Nabuchodonosor, in the twenty-first year of his reign, and the fourth after the destruction of Jerusalem, marched again into Syria, and besieged Tyre, at the time when Ithobal was king thereof. Tyre was a strong and opulent city, which had never been subject to any foreign power, and was then in great repute for its commerce: by which many of its citizens were become like so many princes in wealth and magnificence.[1046] It had been built by the Sidonians two hundred and forty years before the temple of Jerusalem. For Sidon being taken by the Philistines of Ascalon, many of its inhabitants made their escape in ships, and founded the city of Tyre. And for this reason we find it called in Isaiah “the daughter of Sidon.”[1047] But the daughter soon surpassed the mother in grandeur, riches, and power. Accordingly, at the time we are speaking of, she was in a condition to resist, thirteen years together, a monarch, to whose yoke all the rest of the East had submitted.

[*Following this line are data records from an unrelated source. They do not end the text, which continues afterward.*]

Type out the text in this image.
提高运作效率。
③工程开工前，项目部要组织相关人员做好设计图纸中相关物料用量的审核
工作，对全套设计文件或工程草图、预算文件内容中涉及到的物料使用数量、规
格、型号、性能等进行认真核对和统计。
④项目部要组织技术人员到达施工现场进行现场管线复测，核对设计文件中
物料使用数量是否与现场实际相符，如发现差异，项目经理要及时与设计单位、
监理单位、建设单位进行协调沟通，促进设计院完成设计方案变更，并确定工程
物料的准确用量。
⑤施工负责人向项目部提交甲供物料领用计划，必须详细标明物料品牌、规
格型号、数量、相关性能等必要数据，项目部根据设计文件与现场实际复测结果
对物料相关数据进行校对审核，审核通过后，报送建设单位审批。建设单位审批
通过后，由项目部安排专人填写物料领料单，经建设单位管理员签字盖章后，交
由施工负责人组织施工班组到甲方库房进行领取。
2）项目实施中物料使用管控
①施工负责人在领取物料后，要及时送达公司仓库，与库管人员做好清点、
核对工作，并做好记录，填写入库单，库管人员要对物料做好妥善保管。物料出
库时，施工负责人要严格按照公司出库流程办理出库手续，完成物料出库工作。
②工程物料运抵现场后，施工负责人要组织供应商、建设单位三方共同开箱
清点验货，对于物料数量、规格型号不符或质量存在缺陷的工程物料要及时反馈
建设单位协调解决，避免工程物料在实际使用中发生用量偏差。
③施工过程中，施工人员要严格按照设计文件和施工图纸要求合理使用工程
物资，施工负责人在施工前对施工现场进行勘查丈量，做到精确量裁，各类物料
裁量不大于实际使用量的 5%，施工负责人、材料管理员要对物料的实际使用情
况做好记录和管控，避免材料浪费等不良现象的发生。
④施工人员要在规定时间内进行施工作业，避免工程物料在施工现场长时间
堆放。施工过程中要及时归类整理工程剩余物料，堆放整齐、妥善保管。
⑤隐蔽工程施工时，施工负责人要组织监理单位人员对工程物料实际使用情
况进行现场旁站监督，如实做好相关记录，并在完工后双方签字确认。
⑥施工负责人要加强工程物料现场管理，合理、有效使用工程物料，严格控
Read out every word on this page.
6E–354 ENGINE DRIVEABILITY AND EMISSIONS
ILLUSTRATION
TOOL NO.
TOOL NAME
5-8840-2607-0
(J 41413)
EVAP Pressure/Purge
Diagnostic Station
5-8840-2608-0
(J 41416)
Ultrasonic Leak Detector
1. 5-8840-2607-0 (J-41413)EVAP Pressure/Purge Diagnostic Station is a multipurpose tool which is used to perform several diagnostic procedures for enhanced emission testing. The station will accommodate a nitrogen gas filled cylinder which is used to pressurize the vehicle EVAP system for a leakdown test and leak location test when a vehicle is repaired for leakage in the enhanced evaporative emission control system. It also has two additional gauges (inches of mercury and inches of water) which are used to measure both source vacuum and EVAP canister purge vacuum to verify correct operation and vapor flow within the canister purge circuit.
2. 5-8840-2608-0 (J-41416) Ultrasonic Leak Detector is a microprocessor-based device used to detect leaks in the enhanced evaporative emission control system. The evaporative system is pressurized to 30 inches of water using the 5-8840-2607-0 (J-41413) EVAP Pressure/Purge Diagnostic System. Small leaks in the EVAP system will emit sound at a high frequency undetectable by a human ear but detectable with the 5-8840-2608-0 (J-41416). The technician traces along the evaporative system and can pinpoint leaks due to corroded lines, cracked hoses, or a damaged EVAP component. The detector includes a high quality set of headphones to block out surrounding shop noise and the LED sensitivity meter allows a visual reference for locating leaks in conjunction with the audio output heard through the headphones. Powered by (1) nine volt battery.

It was not till after so long an interval, that Nabuchodonosor made himself master of Tyre.[1048] His troops suffered incredible hardships before it; so that, according to the prophet's expression, “every head was made bald, and every shoulder was peeled.”[1049] Before the city was reduced to the last extremity, its inhabitants retired, with the greatest part of their effects, into a neighbouring isle, half a mile from the shore, where they built a new city; the name and glory whereof extinguished the remembrance of the old one, which from thenceforward became a mere village, retaining the name of ancient Tyre.

Nabuchodonosor and his army having undergone the utmost fatigues during so long and difficult a siege,[1050] and having found [pg 347] nothing in the place to requite them for the service they had rendered Almighty God (it is the expression of the prophet) in executing his vengeance upon that city, to make them amends, God was pleased to promise by the mouth of Ezekiel, that he would give them the spoils of Egypt. And indeed they soon after conquered that country, as I have more fully related in the history of the Egyptians.[1051]

When this prince had happily finished all his wars, and was in a state of perfect peace and tranquillity, he employed himself in putting the last hand to the building, or rather to the embellishing of Babylon. The reader may see in Josephus[1052] an account of the magnificent structures ascribed to this monarch by several writers. I have mentioned a great part of them in the description already given of that stately city.